The session continuity feature requires SQLite to be available in the deployment environment, as all session state and FTS5 indexing depend on it.
FAQ
Q. Does Context Mode modify the language model’s final output format? No. The project explicitly states that it does not dictate how the model writes its final answer. Brevity, completeness, and formatting remain outside the scope of Context Mode’s enforcement [1].
Q. What happens to session data if the operator starts a new session without the --continue flag?
Previous session data is deleted immediately. The project describes this as intentional: a fresh session produces a clean slate, preventing stale state from prior sessions from affecting new work [1].
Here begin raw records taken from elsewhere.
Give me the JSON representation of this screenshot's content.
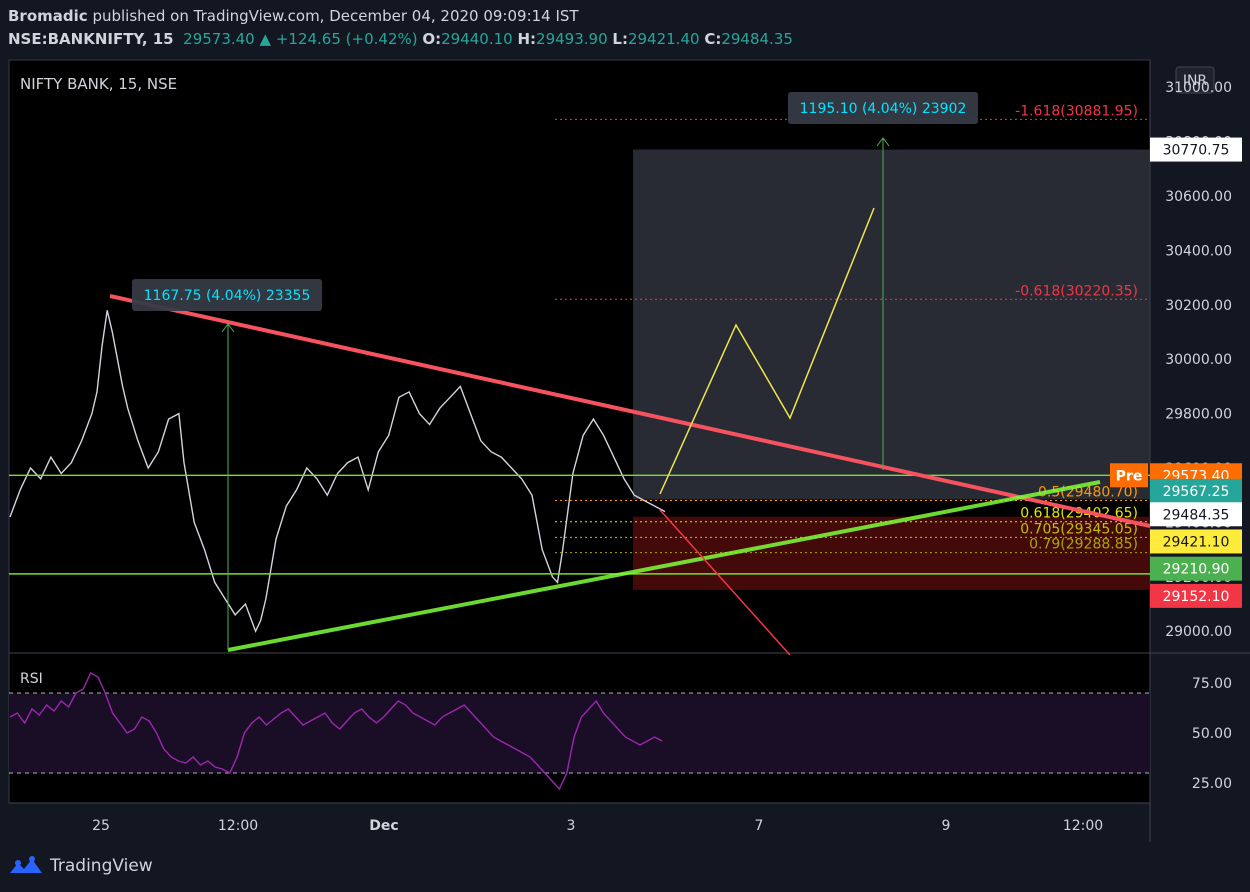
{
  "header": {
    "author": "Bromadic",
    "published_text": "published on TradingView.com, December 04, 2020 09:09:14 IST",
    "symbol": "NSE:BANKNIFTY, 15",
    "last": "29573.40",
    "change_arrow": "▲",
    "change": "+124.65 (+0.42%)",
    "o_label": "O:",
    "o": "29440.10",
    "h_label": "H:",
    "h": "29493.90",
    "l_label": "L:",
    "l": "29421.40",
    "c_label": "C:",
    "c": "29484.35"
  },
  "footer": {
    "brand": "TradingView",
    "logo_icon": "tradingview-logo-icon"
  },
  "chart_data": [
    {
      "type": "candlestick",
      "title": "NIFTY BANK, 15, NSE",
      "currency_button": "INR",
      "ylim": [
        28920,
        31100
      ],
      "y_tick_labels": [
        "31000.00",
        "30800.00",
        "30600.00",
        "30400.00",
        "30200.00",
        "30000.00",
        "29800.00",
        "29600.00",
        "29400.00",
        "29200.00",
        "29000.00"
      ],
      "y_ticks": [
        31000,
        30800,
        30600,
        30400,
        30200,
        30000,
        29800,
        29600,
        29400,
        29200,
        29000
      ],
      "x_tick_labels": [
        "25",
        "12:00",
        "Dec",
        "3",
        "7",
        "9",
        "12:00"
      ],
      "price_path": [
        [
          0,
          29420
        ],
        [
          2,
          29520
        ],
        [
          4,
          29600
        ],
        [
          6,
          29560
        ],
        [
          8,
          29640
        ],
        [
          10,
          29580
        ],
        [
          12,
          29620
        ],
        [
          14,
          29700
        ],
        [
          16,
          29800
        ],
        [
          17,
          29880
        ],
        [
          18,
          30050
        ],
        [
          19,
          30180
        ],
        [
          20,
          30100
        ],
        [
          22,
          29900
        ],
        [
          23,
          29820
        ],
        [
          25,
          29700
        ],
        [
          27,
          29600
        ],
        [
          29,
          29660
        ],
        [
          31,
          29780
        ],
        [
          33,
          29800
        ],
        [
          34,
          29620
        ],
        [
          36,
          29400
        ],
        [
          38,
          29300
        ],
        [
          40,
          29180
        ],
        [
          42,
          29120
        ],
        [
          44,
          29060
        ],
        [
          46,
          29100
        ],
        [
          48,
          29000
        ],
        [
          49,
          29040
        ],
        [
          50,
          29120
        ],
        [
          52,
          29340
        ],
        [
          54,
          29460
        ],
        [
          56,
          29520
        ],
        [
          58,
          29600
        ],
        [
          60,
          29560
        ],
        [
          62,
          29500
        ],
        [
          64,
          29580
        ],
        [
          66,
          29620
        ],
        [
          68,
          29640
        ],
        [
          70,
          29520
        ],
        [
          72,
          29660
        ],
        [
          74,
          29720
        ],
        [
          76,
          29860
        ],
        [
          78,
          29880
        ],
        [
          80,
          29800
        ],
        [
          82,
          29760
        ],
        [
          84,
          29820
        ],
        [
          86,
          29860
        ],
        [
          88,
          29900
        ],
        [
          90,
          29800
        ],
        [
          92,
          29700
        ],
        [
          94,
          29660
        ],
        [
          96,
          29640
        ],
        [
          98,
          29600
        ],
        [
          100,
          29560
        ],
        [
          102,
          29500
        ],
        [
          104,
          29300
        ],
        [
          106,
          29200
        ],
        [
          107,
          29180
        ],
        [
          108,
          29300
        ],
        [
          110,
          29580
        ],
        [
          112,
          29720
        ],
        [
          114,
          29780
        ],
        [
          116,
          29720
        ],
        [
          118,
          29640
        ],
        [
          120,
          29560
        ],
        [
          122,
          29500
        ],
        [
          124,
          29480
        ],
        [
          126,
          29460
        ],
        [
          128,
          29440
        ]
      ],
      "price_path_x_range": [
        0,
        128
      ],
      "horizontal_levels": [
        29573.4,
        29210.9
      ],
      "range_boxes": [
        {
          "from": 29484.35,
          "to": 30770.75,
          "color": "#363a45"
        },
        {
          "from": 29152.1,
          "to": 29421.1,
          "color": "#5b0c0c"
        }
      ],
      "fib_levels": [
        {
          "label": "-1.618(30881.95)",
          "price": 30881.95,
          "color": "#f23645"
        },
        {
          "label": "-0.618(30220.35)",
          "price": 30220.35,
          "color": "#f23645"
        },
        {
          "label": "0.5(29480.70)",
          "price": 29480.7,
          "color": "#ff9800"
        },
        {
          "label": "0.618(29402.65)",
          "price": 29402.65,
          "color": "#e6e600"
        },
        {
          "label": "0.705(29345.05)",
          "price": 29345.05,
          "color": "#c0c000"
        },
        {
          "label": "0.79(29288.85)",
          "price": 29288.85,
          "color": "#a8a800"
        }
      ],
      "measure_labels": [
        {
          "text": "1167.75 (4.04%) 23355"
        },
        {
          "text": "1195.10 (4.04%) 23902"
        }
      ],
      "price_badges": [
        {
          "text": "30770.75",
          "price": 30770.75,
          "bg": "#ffffff",
          "fg": "#131722"
        },
        {
          "text": "29573.40",
          "price": 29573.4,
          "bg": "#ff6d00",
          "fg": "#ffffff",
          "tag": "Pre"
        },
        {
          "text": "29567.25",
          "price": 29516,
          "bg": "#26a69a",
          "fg": "#ffffff"
        },
        {
          "text": "29484.35",
          "price": 29430,
          "bg": "#ffffff",
          "fg": "#131722"
        },
        {
          "text": "29421.10",
          "price": 29330,
          "bg": "#ffeb3b",
          "fg": "#131722"
        },
        {
          "text": "29210.90",
          "price": 29230,
          "bg": "#4caf50",
          "fg": "#ffffff"
        },
        {
          "text": "29152.10",
          "price": 29130,
          "bg": "#f23645",
          "fg": "#ffffff"
        }
      ]
    },
    {
      "type": "line",
      "title": "RSI",
      "ylim": [
        15,
        90
      ],
      "y_ticks": [
        75,
        50,
        25
      ],
      "y_tick_labels": [
        "75.00",
        "50.00",
        "25.00"
      ],
      "band": [
        30,
        70
      ],
      "values": [
        58,
        60,
        55,
        62,
        59,
        64,
        61,
        66,
        63,
        70,
        72,
        80,
        78,
        70,
        60,
        55,
        50,
        52,
        58,
        56,
        50,
        42,
        38,
        36,
        35,
        38,
        34,
        36,
        33,
        32,
        30,
        38,
        50,
        55,
        58,
        54,
        57,
        60,
        62,
        58,
        54,
        56,
        58,
        60,
        55,
        52,
        56,
        60,
        62,
        58,
        55,
        58,
        62,
        66,
        64,
        60,
        58,
        56,
        54,
        58,
        60,
        62,
        64,
        60,
        56,
        52,
        48,
        46,
        44,
        42,
        40,
        38,
        34,
        30,
        26,
        22,
        30,
        48,
        58,
        62,
        66,
        60,
        56,
        52,
        48,
        46,
        44,
        46,
        48,
        46
      ],
      "line_color": "#9c27b0"
    }
  ]
}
Q. Is the Think in Code paradigm optional or enforced? The project describes it as mandatory across all supported platforms. Agents are expected to write scripts that compute and log results rather than loading raw file contents into context [1].
Q. What infrastructure does Context Mode require beyond the MCP server itself? SQLite is required for session tracking and BM25-indexed FTS5 retrieval. No additional database infrastructure is documented as necessary [1].
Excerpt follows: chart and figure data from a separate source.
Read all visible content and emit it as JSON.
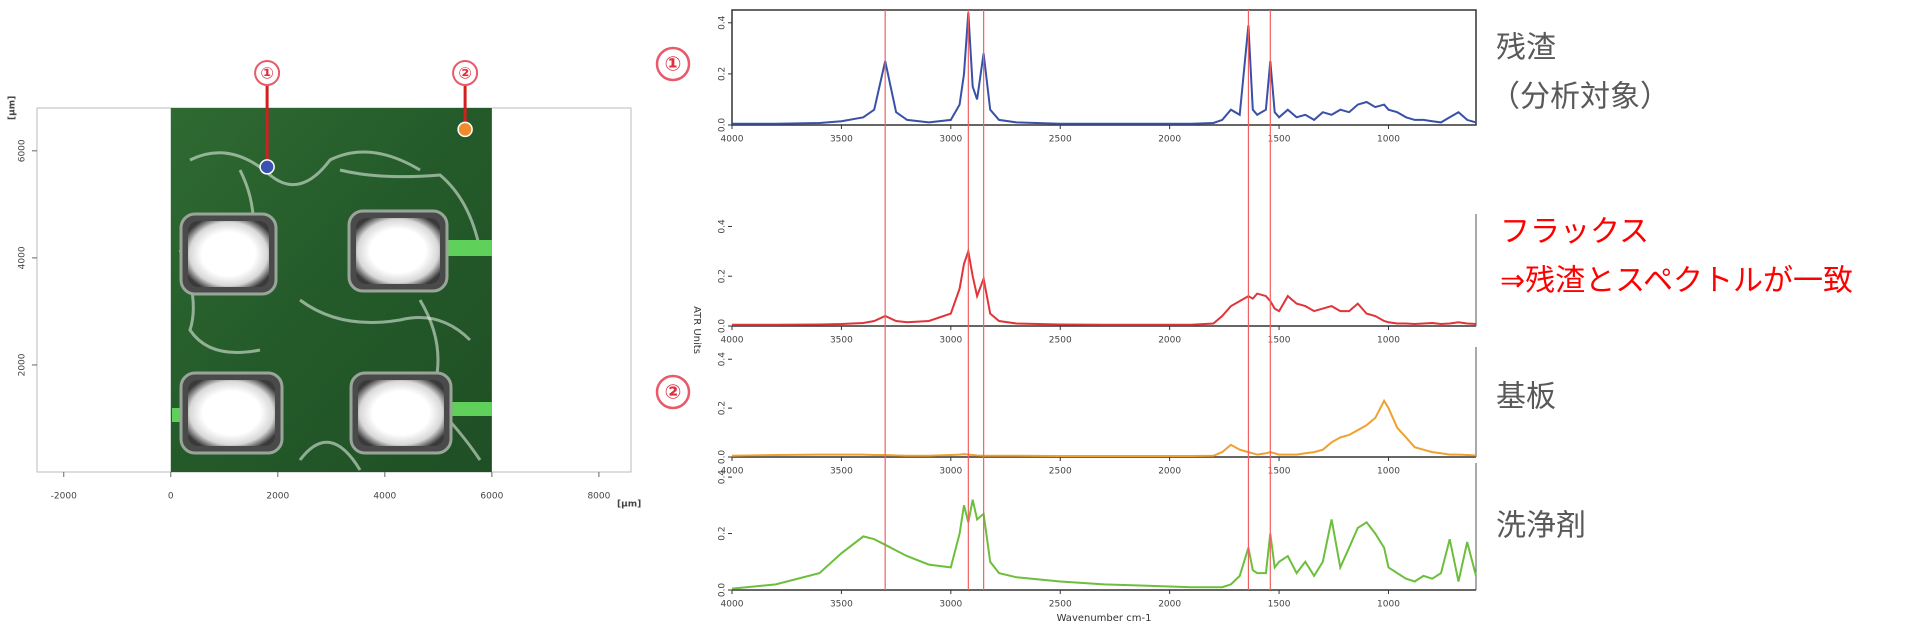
{
  "chart_data": [
    {
      "type": "scatter",
      "xlabel": "[µm]",
      "ylabel": "[µm]",
      "xlim": [
        -2500,
        8600
      ],
      "ylim": [
        0,
        6800
      ],
      "xticks": [
        -2000,
        0,
        2000,
        4000,
        6000,
        8000
      ],
      "yticks": [
        2000,
        4000,
        6000
      ],
      "series": [
        {
          "name": "①",
          "color": "#3a52b0",
          "x": [
            1800
          ],
          "values": [
            5700
          ]
        },
        {
          "name": "②",
          "color": "#ef8c2a",
          "x": [
            5500
          ],
          "values": [
            6400
          ]
        }
      ]
    },
    {
      "type": "line",
      "xlabel": "Wavenumber cm-1",
      "ylabel": "ATR Units",
      "xlim": [
        4000,
        600
      ],
      "ylim": [
        0,
        0.45
      ],
      "xticks": [
        4000,
        3500,
        3000,
        2500,
        2000,
        1500,
        1000
      ],
      "yticks": [
        {
          "value": 0,
          "label": "0.0"
        },
        0.2,
        0.4
      ],
      "reference_lines": [
        3300,
        2920,
        2850,
        1640,
        1540
      ],
      "x": [
        4000,
        3800,
        3600,
        3500,
        3400,
        3350,
        3300,
        3250,
        3200,
        3100,
        3000,
        2960,
        2940,
        2920,
        2900,
        2880,
        2850,
        2820,
        2780,
        2700,
        2500,
        2300,
        2100,
        1900,
        1800,
        1760,
        1720,
        1680,
        1640,
        1620,
        1600,
        1560,
        1540,
        1520,
        1500,
        1460,
        1420,
        1380,
        1340,
        1300,
        1260,
        1220,
        1180,
        1140,
        1100,
        1060,
        1020,
        1000,
        960,
        920,
        880,
        840,
        800,
        760,
        720,
        680,
        640,
        600
      ],
      "series": [
        {
          "name": "残渣",
          "annotation": "（分析対象）",
          "color": "#3850a8",
          "values": [
            0.005,
            0.005,
            0.008,
            0.015,
            0.03,
            0.06,
            0.25,
            0.05,
            0.02,
            0.01,
            0.02,
            0.08,
            0.2,
            0.44,
            0.15,
            0.1,
            0.28,
            0.06,
            0.02,
            0.01,
            0.005,
            0.005,
            0.005,
            0.005,
            0.008,
            0.02,
            0.06,
            0.04,
            0.39,
            0.06,
            0.04,
            0.06,
            0.25,
            0.05,
            0.03,
            0.06,
            0.03,
            0.04,
            0.02,
            0.05,
            0.04,
            0.06,
            0.05,
            0.08,
            0.09,
            0.07,
            0.08,
            0.06,
            0.05,
            0.03,
            0.02,
            0.02,
            0.015,
            0.01,
            0.03,
            0.05,
            0.02,
            0.01
          ]
        },
        {
          "name": "フラックス",
          "annotation": "⇒残渣とスペクトルが一致",
          "color": "#e0343a",
          "values": [
            0.005,
            0.005,
            0.006,
            0.008,
            0.012,
            0.02,
            0.04,
            0.02,
            0.015,
            0.02,
            0.05,
            0.15,
            0.25,
            0.3,
            0.2,
            0.12,
            0.19,
            0.05,
            0.02,
            0.01,
            0.006,
            0.005,
            0.005,
            0.005,
            0.01,
            0.04,
            0.08,
            0.1,
            0.12,
            0.11,
            0.13,
            0.12,
            0.1,
            0.07,
            0.06,
            0.12,
            0.09,
            0.08,
            0.06,
            0.07,
            0.08,
            0.06,
            0.06,
            0.09,
            0.05,
            0.04,
            0.02,
            0.015,
            0.01,
            0.01,
            0.008,
            0.01,
            0.012,
            0.008,
            0.01,
            0.015,
            0.01,
            0.008
          ]
        },
        {
          "name": "基板",
          "color": "#f0a030",
          "values": [
            0.005,
            0.008,
            0.01,
            0.01,
            0.01,
            0.008,
            0.008,
            0.006,
            0.005,
            0.005,
            0.008,
            0.01,
            0.012,
            0.01,
            0.008,
            0.006,
            0.005,
            0.005,
            0.005,
            0.005,
            0.004,
            0.004,
            0.004,
            0.004,
            0.005,
            0.02,
            0.05,
            0.03,
            0.02,
            0.015,
            0.01,
            0.015,
            0.02,
            0.015,
            0.01,
            0.01,
            0.01,
            0.015,
            0.02,
            0.03,
            0.06,
            0.08,
            0.09,
            0.11,
            0.13,
            0.16,
            0.23,
            0.2,
            0.12,
            0.08,
            0.04,
            0.03,
            0.02,
            0.015,
            0.01,
            0.01,
            0.008,
            0.006
          ]
        },
        {
          "name": "洗浄剤",
          "color": "#6cbf3c",
          "values": [
            0.005,
            0.02,
            0.06,
            0.13,
            0.19,
            0.18,
            0.16,
            0.14,
            0.12,
            0.09,
            0.08,
            0.2,
            0.3,
            0.24,
            0.32,
            0.25,
            0.27,
            0.1,
            0.06,
            0.045,
            0.03,
            0.02,
            0.015,
            0.01,
            0.01,
            0.01,
            0.02,
            0.05,
            0.15,
            0.07,
            0.06,
            0.06,
            0.2,
            0.08,
            0.1,
            0.12,
            0.06,
            0.1,
            0.05,
            0.1,
            0.25,
            0.08,
            0.15,
            0.22,
            0.24,
            0.2,
            0.15,
            0.08,
            0.06,
            0.04,
            0.03,
            0.05,
            0.04,
            0.06,
            0.18,
            0.03,
            0.17,
            0.05
          ]
        }
      ]
    }
  ]
}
Q. How is the 98 percent context reduction figure derived? The project documents a specific example in which 315 KB of raw tool output is reduced to 5.4 KB through sandbox tool interception, yielding the 98 percent figure. Individual results will vary based on tool call type and data volume [1].
Key Takeaways
- Context Mode is an MCP server that addresses four simultaneous sources of context window loss: raw tool output, compaction-driven state loss, inefficient session retrieval, and model behavior as a data processor.
- Sandbox tool compression is documented at 98 percent reduction, with a representative example of 315 KB reduced to 5.4 KB [1].
- Session state is persisted in SQLite with FTS5 full-text indexing and BM25 retrieval, enabling the agent to resume after compaction without reloading full session data into context [1].
- The Think in Code paradigm replaces multi-file read operations with single executable script calls, with one documented example replacing 47 Read() calls and 700 KB of context with a single 3.6 KB execution [1].
- Session boundaries are operator-controlled: omitting the
--continueflag deletes prior session data immediately, making state management explicit rather than implicit [1].